Listen: I hate that in my life I have been really hurt when I trusted a guy; that I was passed over by my great love for some Talbots-wearing-academic-bore. That it seemed unfair that I was the pretty girl and she was some grey-haired Boomer who was older than I; that got my heart broken because for a moment, she seemed more placating and sympathetic; I hate that the whole thing left me bitter and shrill and bereft and listening to way too much Alanis Morissette, who I now admire for having the courage to practically scream exactly what I was feeling at that time, word for word. She may our Carole King and god bless her for having the chutzpah to scream all the awful things we’ve all felt – or any of us who have lived a little.

But for as much as I hate that I went through that, what I really hate is all the time I wasted dissecting our lives in a vain attempt to sort out what she had that I didn’t. All that was a waste. But I’m still glad it happened, because it forced me to grow up and drop this ridiculous school-girl fantasy that there’s only one great love in life; I’m glad that, because it wounded me so deeply, I had to re-build by ego and self-esteem and take stock and because of that, I know myself – my virtues and foibles - a lot better than before; I learned that there are women with no scruples, just as there are men; and I learned that I do not need a man to love me in order to love myself. That I am lovable just all by myself.

These wound and rigid and searching girls make me sad because, of all their supposed of aloofness and icy cool, they are so dependent on men and what men think. That this quest for a husband tells me that they don’t feel that their lives have meaning without one. And I know that even when they find The One, that even with all of their precautions and pre-screening and guarantees and vows that people will still fall in and out of love and that everybody has a hungry heart and the heart is restless and seeking and you can be Grace Kelly-perfect and some of you will still be cheated on, passed over for some really average woman just because she is Other and people are curious and crave variety. And should you have any doubt, read up, for the statistics support this.
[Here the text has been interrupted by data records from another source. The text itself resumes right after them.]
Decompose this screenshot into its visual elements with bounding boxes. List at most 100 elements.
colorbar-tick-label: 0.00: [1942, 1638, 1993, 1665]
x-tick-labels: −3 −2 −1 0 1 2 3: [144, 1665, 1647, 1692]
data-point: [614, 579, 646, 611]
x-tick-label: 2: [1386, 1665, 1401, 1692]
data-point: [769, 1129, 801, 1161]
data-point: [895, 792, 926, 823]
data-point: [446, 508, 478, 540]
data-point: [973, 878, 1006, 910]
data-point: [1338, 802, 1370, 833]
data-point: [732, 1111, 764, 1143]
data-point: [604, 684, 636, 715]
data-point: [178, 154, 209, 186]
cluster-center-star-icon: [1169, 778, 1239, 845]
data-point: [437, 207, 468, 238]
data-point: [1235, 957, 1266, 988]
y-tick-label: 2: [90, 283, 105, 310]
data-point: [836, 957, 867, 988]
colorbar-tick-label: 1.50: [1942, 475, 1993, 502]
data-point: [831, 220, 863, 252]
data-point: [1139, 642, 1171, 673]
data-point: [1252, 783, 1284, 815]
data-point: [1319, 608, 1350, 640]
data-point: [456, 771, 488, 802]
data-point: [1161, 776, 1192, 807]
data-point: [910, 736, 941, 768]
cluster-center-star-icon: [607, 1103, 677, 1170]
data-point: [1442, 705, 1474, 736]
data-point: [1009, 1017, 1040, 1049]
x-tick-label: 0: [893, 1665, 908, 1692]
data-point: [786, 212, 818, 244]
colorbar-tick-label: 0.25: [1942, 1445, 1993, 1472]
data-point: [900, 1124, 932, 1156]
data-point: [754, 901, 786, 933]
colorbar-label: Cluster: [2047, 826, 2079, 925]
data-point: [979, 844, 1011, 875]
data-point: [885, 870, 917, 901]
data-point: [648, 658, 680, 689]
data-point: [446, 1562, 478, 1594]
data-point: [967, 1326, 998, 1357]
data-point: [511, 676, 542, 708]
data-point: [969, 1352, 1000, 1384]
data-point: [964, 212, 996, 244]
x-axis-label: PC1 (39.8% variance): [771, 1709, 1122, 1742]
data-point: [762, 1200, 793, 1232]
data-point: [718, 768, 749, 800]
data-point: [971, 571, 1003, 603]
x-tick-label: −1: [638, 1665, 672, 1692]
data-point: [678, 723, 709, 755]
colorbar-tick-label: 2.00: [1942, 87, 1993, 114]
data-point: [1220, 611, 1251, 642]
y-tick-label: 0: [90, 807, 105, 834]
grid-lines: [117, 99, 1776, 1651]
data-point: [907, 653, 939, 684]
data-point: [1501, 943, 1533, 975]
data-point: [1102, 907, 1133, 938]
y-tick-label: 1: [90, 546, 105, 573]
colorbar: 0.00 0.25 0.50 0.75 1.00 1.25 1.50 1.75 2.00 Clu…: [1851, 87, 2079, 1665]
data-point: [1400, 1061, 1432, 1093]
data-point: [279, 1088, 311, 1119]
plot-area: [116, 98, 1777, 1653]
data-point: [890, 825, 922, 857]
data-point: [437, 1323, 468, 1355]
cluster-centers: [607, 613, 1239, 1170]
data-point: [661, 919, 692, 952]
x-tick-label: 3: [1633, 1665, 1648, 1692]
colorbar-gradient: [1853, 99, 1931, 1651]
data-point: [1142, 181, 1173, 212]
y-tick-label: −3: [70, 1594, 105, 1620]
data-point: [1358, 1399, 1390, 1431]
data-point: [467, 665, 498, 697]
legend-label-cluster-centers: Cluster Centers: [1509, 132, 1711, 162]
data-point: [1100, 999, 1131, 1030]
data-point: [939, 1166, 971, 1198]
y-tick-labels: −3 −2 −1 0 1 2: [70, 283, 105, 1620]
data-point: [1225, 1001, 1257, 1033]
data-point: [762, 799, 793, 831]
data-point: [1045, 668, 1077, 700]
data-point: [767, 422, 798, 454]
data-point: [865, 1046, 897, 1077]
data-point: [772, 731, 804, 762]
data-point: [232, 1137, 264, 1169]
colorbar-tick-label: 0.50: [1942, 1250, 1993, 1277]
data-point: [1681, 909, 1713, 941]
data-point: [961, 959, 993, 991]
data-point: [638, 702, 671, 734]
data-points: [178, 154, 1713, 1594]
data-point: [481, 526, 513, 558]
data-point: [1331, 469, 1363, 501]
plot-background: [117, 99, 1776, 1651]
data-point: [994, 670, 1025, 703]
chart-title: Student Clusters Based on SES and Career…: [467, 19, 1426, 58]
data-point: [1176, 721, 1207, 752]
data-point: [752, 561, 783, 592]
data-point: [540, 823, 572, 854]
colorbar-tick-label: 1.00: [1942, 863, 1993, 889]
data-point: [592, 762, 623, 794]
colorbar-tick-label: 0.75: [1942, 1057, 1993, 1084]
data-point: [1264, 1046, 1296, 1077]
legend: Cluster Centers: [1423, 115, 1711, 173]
If it helps at all, know that adultery statistics show that the mistress is, as a general rule, usually less attractive, less educated, and guess what, even the sex is generally not as good (it is the illicitness that makes it good and that’s it). It’s sad that 50% of these girls will grieve because one day, their husband met someone and some synapse fired and these two people connected and, in that moment, she was able to make him forget about you.. And I can tell you that none of this has anything to do with you. That you didn’t cause it and you can’t prevent or predict it. What you will regret is all the years you passed up the chance to have fun because you were saving yourself and you didn’t have a fling with a neurotic but fun artist, all the time you spent being so careful to avoid this sad scenario, all that fun you passed up and it still happens, every day. .

Of course, it may not happen, but still, I’d rather have lived my life and have all these great memories of just allowing myself to be me and can at least know that I haven’t devoted my whole live to another person ad in the process, lost myself. No way. Because if the shittra hits the fan, I want to have me to fall back on. That for the one guy who broke my heart, I can look back on others who adored me, who spit-shined my shoes, who every day said he loved my freckles, who saw my ethereal whiteness as sexy, who thought I was a great lover, and that through these experiences I have built up enough of an inner core of confidence that is now entirely my own.
That experience taught me that I am good and sometimes gorgeous and sometimes sick and pale and ugly and sometimes a bitch, but even so, I am still lovable and worth loving. That I am worth loving myself. That my very being is not centered on one man’s opinion, which is dangerous. That now, I can tell you, I feel most beautiful when I am alone in my garden, wearing that slightly see-through slip that I love and my Doc Marten gardening books and no underwear and no make up and my high-lights have grown out and I’m covered in freckles and my breasts are loose in my shift and I feel full and ripe and full of life and that the world is mine for the taking.